External tool calling should still be an option ofc, but having utilities that are usable just like what's in the training data, but with more security guarantees and more useful output that makes what's going on immediately obvious would be great.

eru · 2026-03-28T08:42:43 1774687363

So for me, it's really, really useful for Claude to be able to send Slack messages and emails or make pull requests.

But that's also the most damaging actions it could take. Everything on my computer is backed up, but if Claude insults my boss, that would be worse.

KronisLV · 2026-03-28T12:15:06 1774700106

> So for me, it's really, really useful for Claude to be able to send Slack messages and emails or make pull requests.

Oh, I'm totally not arguing for cutting off other capabilities, I like tool use and find it to be as useful as the next person!

Just that the shell tools that will see A LOT of usage have additional guardrails added on top of them, because it's inevitable that sooner or later any given LLM will screw up and pipe the wrong thing in the wrong command - since you already hear horror stories about devs whose entire machines get wiped. Not everyone has proper backups (even though they totally should)!

walthamstow · 2026-03-28T08:19:38 1774685978

Claude has told me that its Grep tool does use rg under the hood, but I constantly find it using the Bash tool with grep

giancarlostoro · 2026-03-28T19:36:49 1774726609

When I tell it to use rg it goes much faster than it using grep. I really don't understand why its slower with grep.

oefrha · 2026-03-28T06:11:36 1774678296

You can define your own rm shell alias/function and it will use that. I also have cp/mv aliases that forces -i to avoid accidental clobbering and it confuses Claude to no end (it uses cp/mv rare enough—rarer than it should, really—that I don’t bother wasting memory tokens on it).

d1sxeyes · 2026-03-28T06:26:34 1774679194

I did this, Claude detected it and decided to run /bin/rm directly.

cogogo · 2026-03-28T11:01:33 1774695693

This is terrifying. I have not used agents because I do not have a sandbox machine I do not care about. Am I crazy to worry about a sandboxed agent running on my home network? Anyone experienced anything weird by doing that?

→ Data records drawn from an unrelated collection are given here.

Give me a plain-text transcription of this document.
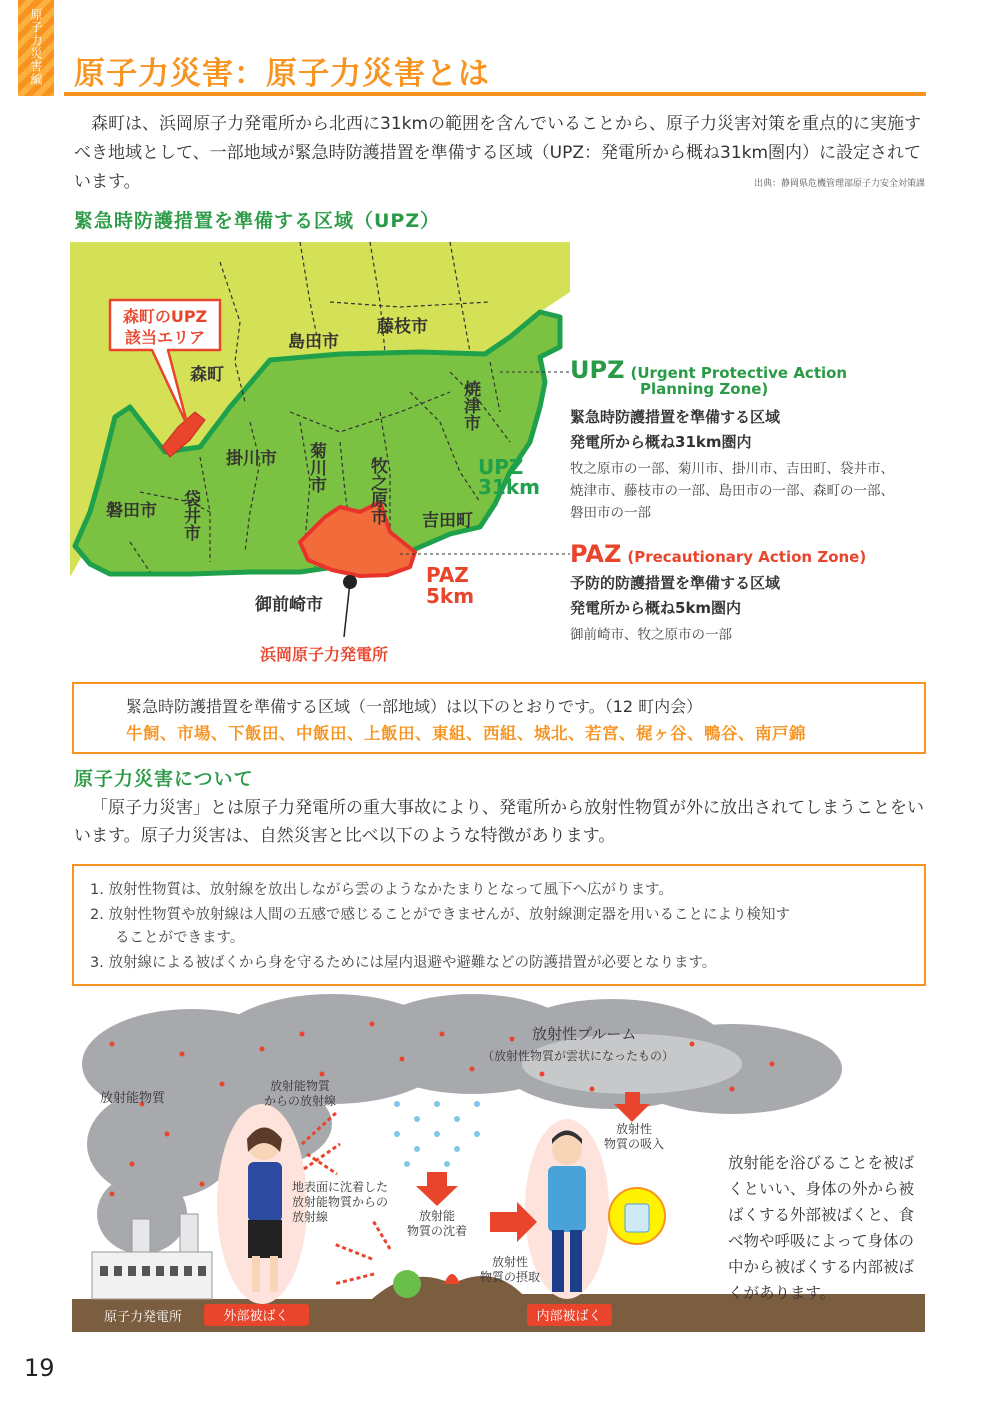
原子力災害編 原子力災害：原子力災害とは
森町は、浜岡原子力発電所から北西に31kmの範囲を含んでいることから、原子力災害対策を重点的に実施すべき地域として、一部地域が緊急時防護措置を準備する区域（UPZ：発電所から概ね31km圏内）に設定されています。	出典：静岡県危機管理部原子力安全対策課
緊急時防護措置を準備する区域（UPZ）
森町のUPZ
該当エリア	島田市
藤枝市
森町
掛川市
磐田市	吉田町
御前崎市
浜岡原子力発電所
袋井市
菊川市 牧之原市
焼津市
UPZ
31km
PAZ
5km
UPZ (Urgent Protective Action
Planning Zone)
緊急時防護措置を準備する区域
発電所から概ね31km圏内
牧之原市の一部、菊川市、掛川市、吉田町、袋井市、
焼津市、藤枝市の一部、島田市の一部、森町の一部、
磐田市の一部
PAZ (Precautionary Action Zone)
予防的防護措置を準備する区域
発電所から概ね5km圏内
御前崎市、牧之原市の一部
緊急時防護措置を準備する区域（一部地域）は以下のとおりです。（12 町内会）
牛飼、市場、下飯田、中飯田、上飯田、東組、西組、城北、若宮、梶ヶ谷、鴨谷、南戸錦
原子力災害について
「原子力災害」とは原子力発電所の重大事故により、発電所から放射性物質が外に放出されてしまうことをいいます。原子力災害は、自然災害と比べ以下のような特徴があります。
1. 放射性物質は、放射線を放出しながら雲のようなかたまりとなって風下へ広がります。
2. 放射性物質や放射線は人間の五感で感じることができませんが、放射線測定器を用いることにより検知す
ることができます。
3. 放射線による被ばくから身を守るためには屋内退避や避難などの防護措置が必要となります。
放射性プルーム
（放射性物質が雲状になったもの）
放射能物質
放射能物質
からの放射線
放射性
物質の吸入
地表面に沈着した
放射能物質からの
放射線	放射能
物質の沈着
放射性
物質の摂取
原子力発電所	外部被ばく	内部被ばく
放射能を浴びることを被ばくといい、身体の外から被ばくする外部被ばくと、食べ物や呼吸によって身体の中から被ばくする内部被ばくがあります。
19
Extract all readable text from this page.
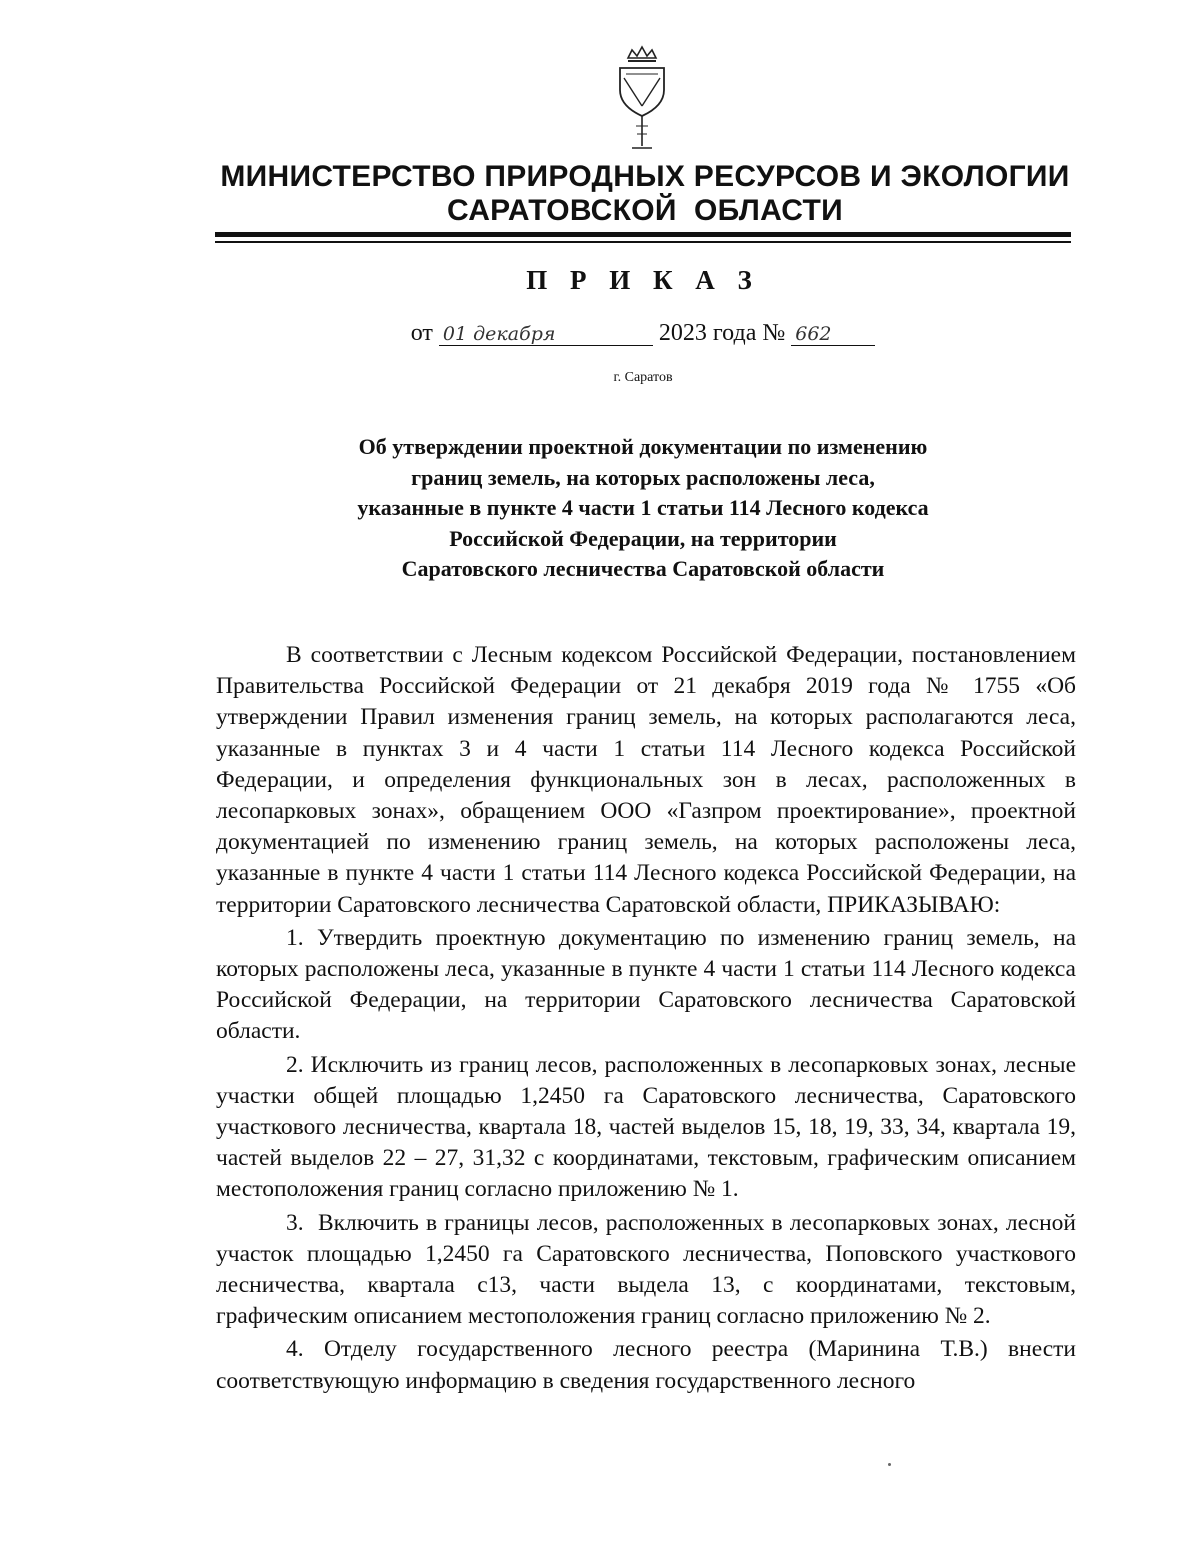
МИНИСТЕРСТВО ПРИРОДНЫХ РЕСУРСОВ И ЭКОЛОГИИ
САРАТОВСКОЙ  ОБЛАСТИ
П Р И К А З
от 01 декабря	2023 года № 662
г. Саратов
Об утверждении проектной документации по изменению
границ земель, на которых расположены леса,
указанные в пункте 4 части 1 статьи 114 Лесного кодекса
Российской Федерации, на территории
Саратовского лесничества Саратовской области

В соответствии с Лесным кодексом Российской Федерации, постановлением Правительства Российской Федерации от 21 декабря 2019 года № 1755 «Об утверждении Правил изменения границ земель, на которых располагаются леса, указанные в пунктах 3 и 4 части 1 статьи 114 Лесного кодекса Российской Федерации, и определения функциональных зон в лесах, расположенных в лесопарковых зонах», обращением ООО «Газпром проектирование», проектной документацией по изменению границ земель, на которых расположены леса, указанные в пункте 4 части 1 статьи 114 Лесного кодекса Российской Федерации, на территории Саратовского лесничества Саратовской области, ПРИКАЗЫВАЮ:

1. Утвердить проектную документацию по изменению границ земель, на которых расположены леса, указанные в пункте 4 части 1 статьи 114 Лесного кодекса Российской Федерации, на территории Саратовского лесничества Саратовской области.

2. Исключить из границ лесов, расположенных в лесопарковых зонах, лесные участки общей площадью 1,2450 га Саратовского лесничества, Саратовского участкового лесничества, квартала 18, частей выделов 15, 18, 19, 33, 34, квартала 19, частей выделов 22 – 27, 31,32 с координатами, текстовым, графическим описанием местоположения границ согласно приложению № 1.

3.  Включить в границы лесов, расположенных в лесопарковых зонах, лесной участок площадью 1,2450 га Саратовского лесничества, Поповского участкового лесничества, квартала с13, части выдела 13, с координатами, текстовым, графическим описанием местоположения границ согласно приложению № 2.

4. Отделу государственного лесного реестра (Маринина Т.В.) внести соответствующую информацию в сведения государственного лесного
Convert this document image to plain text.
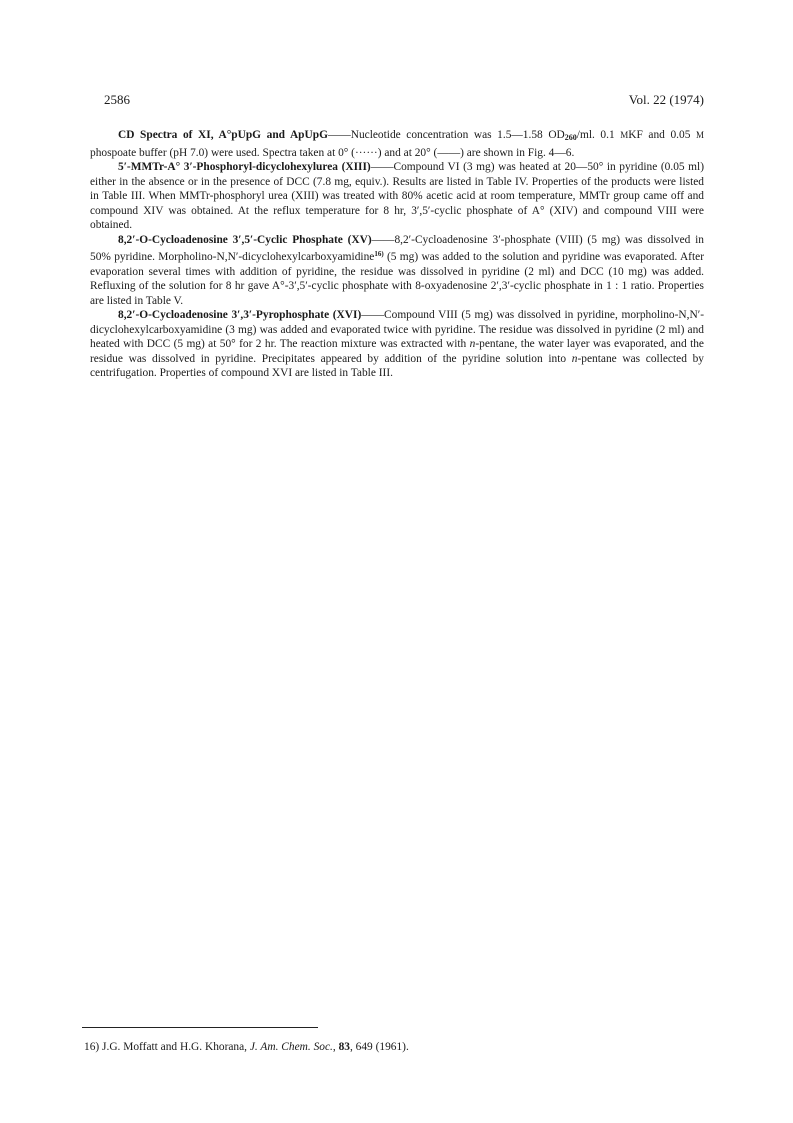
2586	Vol. 22 (1974)

CD Spectra of XI, A°pUpG and ApUpG——Nucleotide concentration was 1.5—1.58 $OD_{260}/ml$. 0.1 MKF and 0.05 M phospoate buffer (pH 7.0) were used. Spectra taken at 0° (······) and at 20° (——) are shown in Fig. 4—6.

5′-MMTr-A° 3′-Phosphoryl-dicyclohexylurea (XIII)——Compound VI (3 mg) was heated at 20—50° in pyridine (0.05 ml) either in the absence or in the presence of DCC (7.8 mg, equiv.). Results are listed in Table IV. Properties of the products were listed in Table III. When MMTr-phosphoryl urea (XIII) was treated with 80% acetic acid at room temperature, MMTr group came off and compound XIV was obtained. At the reflux temperature for 8 hr, 3′,5′-cyclic phosphate of A° (XIV) and compound VIII were obtained.

8,2′-O-Cycloadenosine 3′,5′-Cyclic Phosphate (XV)——8,2′-Cycloadenosine 3′-phosphate (VIII) (5 mg) was dissolved in 50% pyridine. Morpholino-N,N′-dicyclohexylcarboxyamidine$^{16)}$ (5 mg) was added to the solution and pyridine was evaporated. After evaporation several times with addition of pyridine, the residue was dissolved in pyridine (2 ml) and DCC (10 mg) was added. Refluxing of the solution for 8 hr gave A°-3′,5′-cyclic phosphate with 8-oxyadenosine 2′,3′-cyclic phosphate in 1 : 1 ratio. Properties are listed in Table V.

8,2′-O-Cycloadenosine 3′,3′-Pyrophosphate (XVI)——Compound VIII (5 mg) was dissolved in pyridine, morpholino-N,N′-dicyclohexylcarboxyamidine (3 mg) was added and evaporated twice with pyridine. The residue was dissolved in pyridine (2 ml) and heated with DCC (5 mg) at 50° for 2 hr. The reaction mixture was extracted with n-pentane, the water layer was evaporated, and the residue was dissolved in pyridine. Precipitates appeared by addition of the pyridine solution into n-pentane was collected by centrifugation. Properties of compound XVI are listed in Table III.

16) J.G. Moffatt and H.G. Khorana, J. Am. Chem. Soc., 83, 649 (1961).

oefrha · 2026-03-28T11:10:41 1774696241

Don’t dangerously skip permissions and actually read commands when you get prompted and you’re fine.

d1sxeyes · 2026-03-28T11:15:22 1774696522

Yeah, I actually have both an alias for `rm` and a custom seatbelt sandbox which means the agent can only delete stuff within the directory it’s working in, so wasn’t an issue, was just fun to watch it say “hm, that doesn’t seem to work. Looks like the user has aliased rm. I’ll just go ahead and work around it”

cruffle_duffle · 2026-03-29T01:20:06 1774747206

Hah… I’ve seen Claude happily and very cleverly find ways to escape its sandbox. It’s like some kind of arms race between the model and its designers.